From the Office of Reading for Today, Candlemass, February 2nd: a sermon by Saint Sophronius, bishop, Patriarch of Jerusalem, died AD 638

After our mediation given yesterday on the art for today’s feast, I give you some more thoughts. Yesterday had a greater emphasis on the narrative of the Presentation of the Lord, today we think about the Light of the World and how we also call the feast, Candlemas. Here is a passage from today’s Office of Readings which emphasizes the aspect of calling today Candlemas. The pictures I have chosen are by Guido Reni (17th century) and Tintoretto (16th century), both Italian. Candlemas is a tradition in the Roman Rite.

 Our lighted candles are a sign of the divine splendour of the one who comes to expel the dark shadows of evil and to make the whole universe radiant with the brilliance of his eternal light. Our candles also show how bright our souls should be when we go to meet Christ.In honour of the divine mystery that we celebrate today, let us all hasten to meet Christ. Everyone should be eager to join the procession and to carry a light.

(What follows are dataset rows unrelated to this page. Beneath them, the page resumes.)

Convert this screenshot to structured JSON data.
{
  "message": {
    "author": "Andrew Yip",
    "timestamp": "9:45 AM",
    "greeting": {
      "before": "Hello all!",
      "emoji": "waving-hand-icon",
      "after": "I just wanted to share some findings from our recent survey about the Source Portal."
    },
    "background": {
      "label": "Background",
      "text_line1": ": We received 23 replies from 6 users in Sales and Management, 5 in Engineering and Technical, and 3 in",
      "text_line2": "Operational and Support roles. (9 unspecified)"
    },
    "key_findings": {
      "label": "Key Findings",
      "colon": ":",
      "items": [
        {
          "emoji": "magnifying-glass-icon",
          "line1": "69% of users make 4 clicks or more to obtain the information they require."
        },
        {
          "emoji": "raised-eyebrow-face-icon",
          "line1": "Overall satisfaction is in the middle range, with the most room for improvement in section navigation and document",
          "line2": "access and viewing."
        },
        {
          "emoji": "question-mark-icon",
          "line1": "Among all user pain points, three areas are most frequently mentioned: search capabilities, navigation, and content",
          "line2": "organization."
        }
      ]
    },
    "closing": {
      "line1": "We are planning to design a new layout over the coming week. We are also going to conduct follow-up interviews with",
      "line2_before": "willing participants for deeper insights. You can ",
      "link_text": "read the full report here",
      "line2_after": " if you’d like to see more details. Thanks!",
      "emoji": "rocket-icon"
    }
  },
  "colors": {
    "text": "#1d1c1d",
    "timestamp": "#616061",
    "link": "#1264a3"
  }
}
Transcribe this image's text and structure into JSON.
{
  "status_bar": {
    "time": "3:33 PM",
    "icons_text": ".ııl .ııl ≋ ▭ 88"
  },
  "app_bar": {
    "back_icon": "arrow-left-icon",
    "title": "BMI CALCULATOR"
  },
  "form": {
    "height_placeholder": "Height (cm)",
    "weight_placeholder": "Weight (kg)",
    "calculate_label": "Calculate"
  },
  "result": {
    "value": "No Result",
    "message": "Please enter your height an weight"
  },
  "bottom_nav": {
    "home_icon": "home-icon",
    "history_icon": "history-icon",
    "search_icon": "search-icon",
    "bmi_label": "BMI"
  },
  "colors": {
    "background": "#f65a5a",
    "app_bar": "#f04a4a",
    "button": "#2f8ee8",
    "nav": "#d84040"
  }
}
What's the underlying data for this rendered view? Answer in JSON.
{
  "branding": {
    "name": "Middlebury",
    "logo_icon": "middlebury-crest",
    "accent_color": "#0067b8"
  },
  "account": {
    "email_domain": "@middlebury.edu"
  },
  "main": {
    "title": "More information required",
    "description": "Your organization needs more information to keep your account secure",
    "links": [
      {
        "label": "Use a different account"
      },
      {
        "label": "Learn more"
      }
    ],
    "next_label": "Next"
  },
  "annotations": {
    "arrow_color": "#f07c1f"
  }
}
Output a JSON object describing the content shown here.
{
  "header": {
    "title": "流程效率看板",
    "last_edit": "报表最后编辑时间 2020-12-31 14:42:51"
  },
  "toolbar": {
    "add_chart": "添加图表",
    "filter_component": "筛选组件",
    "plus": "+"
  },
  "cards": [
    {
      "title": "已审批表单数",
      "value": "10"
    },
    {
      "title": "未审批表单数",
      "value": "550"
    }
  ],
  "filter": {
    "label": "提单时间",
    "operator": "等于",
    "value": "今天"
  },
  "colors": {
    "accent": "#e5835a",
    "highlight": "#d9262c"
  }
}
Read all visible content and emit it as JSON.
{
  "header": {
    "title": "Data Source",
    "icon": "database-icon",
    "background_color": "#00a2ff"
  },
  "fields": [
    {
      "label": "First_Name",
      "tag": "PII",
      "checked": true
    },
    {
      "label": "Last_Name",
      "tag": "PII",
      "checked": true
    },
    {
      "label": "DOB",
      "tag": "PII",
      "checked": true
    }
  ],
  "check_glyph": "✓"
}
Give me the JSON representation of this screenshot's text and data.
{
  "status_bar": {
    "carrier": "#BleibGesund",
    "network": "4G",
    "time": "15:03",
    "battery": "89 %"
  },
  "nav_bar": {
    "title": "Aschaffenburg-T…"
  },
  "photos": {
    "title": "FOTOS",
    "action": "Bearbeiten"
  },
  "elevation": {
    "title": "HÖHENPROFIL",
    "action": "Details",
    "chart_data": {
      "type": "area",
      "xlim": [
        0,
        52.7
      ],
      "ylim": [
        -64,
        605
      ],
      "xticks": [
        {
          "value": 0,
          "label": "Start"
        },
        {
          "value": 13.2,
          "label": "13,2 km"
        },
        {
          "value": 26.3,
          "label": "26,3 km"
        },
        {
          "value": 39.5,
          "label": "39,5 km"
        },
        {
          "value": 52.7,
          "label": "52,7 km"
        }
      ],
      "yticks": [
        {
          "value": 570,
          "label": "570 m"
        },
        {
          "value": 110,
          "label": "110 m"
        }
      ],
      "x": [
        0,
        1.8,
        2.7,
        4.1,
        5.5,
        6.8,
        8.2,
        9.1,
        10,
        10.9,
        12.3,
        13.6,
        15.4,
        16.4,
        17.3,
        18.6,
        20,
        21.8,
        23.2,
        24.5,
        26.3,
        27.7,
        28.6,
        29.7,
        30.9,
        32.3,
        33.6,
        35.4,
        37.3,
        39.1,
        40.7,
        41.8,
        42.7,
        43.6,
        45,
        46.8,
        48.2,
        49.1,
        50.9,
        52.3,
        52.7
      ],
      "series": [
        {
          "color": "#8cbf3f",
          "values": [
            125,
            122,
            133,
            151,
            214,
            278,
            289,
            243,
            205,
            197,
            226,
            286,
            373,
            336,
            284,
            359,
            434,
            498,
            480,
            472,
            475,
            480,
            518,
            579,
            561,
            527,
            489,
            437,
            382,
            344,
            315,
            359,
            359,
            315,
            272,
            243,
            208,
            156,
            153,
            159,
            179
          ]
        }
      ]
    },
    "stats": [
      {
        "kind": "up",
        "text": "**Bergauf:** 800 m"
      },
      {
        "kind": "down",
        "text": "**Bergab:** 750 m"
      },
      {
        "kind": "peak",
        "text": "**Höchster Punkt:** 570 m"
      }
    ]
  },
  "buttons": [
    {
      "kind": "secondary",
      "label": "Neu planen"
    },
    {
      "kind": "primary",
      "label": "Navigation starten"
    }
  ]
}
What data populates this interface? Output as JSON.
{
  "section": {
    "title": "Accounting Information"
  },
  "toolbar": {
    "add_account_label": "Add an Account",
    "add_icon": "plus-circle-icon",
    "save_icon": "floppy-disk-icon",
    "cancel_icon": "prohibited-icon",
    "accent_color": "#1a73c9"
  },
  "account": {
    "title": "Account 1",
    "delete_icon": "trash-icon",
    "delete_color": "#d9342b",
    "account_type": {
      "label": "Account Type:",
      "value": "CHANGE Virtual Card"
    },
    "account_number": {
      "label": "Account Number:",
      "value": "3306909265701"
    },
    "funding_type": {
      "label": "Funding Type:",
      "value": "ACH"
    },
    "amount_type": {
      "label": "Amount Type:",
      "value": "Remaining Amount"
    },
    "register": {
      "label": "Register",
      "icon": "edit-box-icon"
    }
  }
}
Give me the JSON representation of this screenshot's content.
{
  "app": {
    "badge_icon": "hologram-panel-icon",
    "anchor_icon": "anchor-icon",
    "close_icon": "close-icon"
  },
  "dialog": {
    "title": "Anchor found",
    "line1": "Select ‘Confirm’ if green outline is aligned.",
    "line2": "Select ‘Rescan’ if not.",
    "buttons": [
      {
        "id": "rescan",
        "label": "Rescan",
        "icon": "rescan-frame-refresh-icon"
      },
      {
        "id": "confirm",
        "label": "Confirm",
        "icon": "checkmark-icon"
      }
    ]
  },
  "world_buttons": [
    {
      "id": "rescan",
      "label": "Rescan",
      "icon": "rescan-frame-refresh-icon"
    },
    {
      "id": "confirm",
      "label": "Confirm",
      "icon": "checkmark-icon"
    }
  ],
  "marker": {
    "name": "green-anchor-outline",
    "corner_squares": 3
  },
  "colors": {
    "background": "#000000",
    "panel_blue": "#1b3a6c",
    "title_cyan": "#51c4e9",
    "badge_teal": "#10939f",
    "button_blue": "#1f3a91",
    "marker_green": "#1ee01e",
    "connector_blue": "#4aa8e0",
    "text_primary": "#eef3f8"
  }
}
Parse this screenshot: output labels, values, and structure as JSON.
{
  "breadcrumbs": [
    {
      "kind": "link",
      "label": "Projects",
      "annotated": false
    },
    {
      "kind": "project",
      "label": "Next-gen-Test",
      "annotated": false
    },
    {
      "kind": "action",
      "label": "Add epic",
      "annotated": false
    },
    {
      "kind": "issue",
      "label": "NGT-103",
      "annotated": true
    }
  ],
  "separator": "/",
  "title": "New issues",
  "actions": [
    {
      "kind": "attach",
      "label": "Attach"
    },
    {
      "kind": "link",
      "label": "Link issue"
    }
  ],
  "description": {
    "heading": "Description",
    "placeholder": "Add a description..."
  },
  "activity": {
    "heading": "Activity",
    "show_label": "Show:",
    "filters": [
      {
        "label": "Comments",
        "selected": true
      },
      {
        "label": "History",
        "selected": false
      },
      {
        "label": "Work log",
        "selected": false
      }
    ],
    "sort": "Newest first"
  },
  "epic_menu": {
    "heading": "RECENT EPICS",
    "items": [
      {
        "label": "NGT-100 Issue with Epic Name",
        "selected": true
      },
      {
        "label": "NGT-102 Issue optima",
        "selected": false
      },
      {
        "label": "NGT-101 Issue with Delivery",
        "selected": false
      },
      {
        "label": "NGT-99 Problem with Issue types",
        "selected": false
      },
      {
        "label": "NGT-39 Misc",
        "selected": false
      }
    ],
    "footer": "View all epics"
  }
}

  The Mother of God, the most pure Virgin, carried the true light in her arms and brought him to those who lay in darkness. We too should carry a light for all to see and reflect the radiance of the true light as we hasten to meet him.
  The light has come and has shone upon a world enveloped in shadows; the Dayspring from on high has visited us and given light to those who lived in darkness. This, then, is our feast, and we join in procession with lighted candles to reveal the light that has shone upon us and the glory that is yet to come to us through him. So let us hasten all together to meet our God.
guido_reni_029
  The true light has come, the light that enlightens every man who is born into this world. Let all of us, my brethren, be enlightened and made radiant by this light. Let all of us share in its splendour, and be so filled with it that no one remains in the darkness. Let us be shining ourselves as we go together to meet and to receive with the aged Simeon the light whose brilliance is eternal. Rejoicing with Simeon, let us sing a hymn of thanksgiving to God, the Father of the light, who sent the true light to dispel the darkness and to give us all a share in his splendour.
  Through Simeon’s eyes we too have seen the salvation of God which he prepared for all the nations and revealed as the glory of the new Israel, which is ourselves. As Simeon was released from the bonds of this life when he had seen Christ, so we too were at once freed from our old state of sinfulness.
  By faith we too embraced Christ, the salvation of God the Father, as he came to us from Bethlehem. Gentiles before, we have now become the people of God. Our eyes have seen God incarnate, and because we have seen him present among us and have mentally received him into our arms, we are called the new Israel. Never shall we forget this presence; every year we keep a feast in his honour.
tintorettocandlemass
I encourage all to read the Office of Readings (Matins) as part of your daily prayer if you can. It is a wonderful treasury.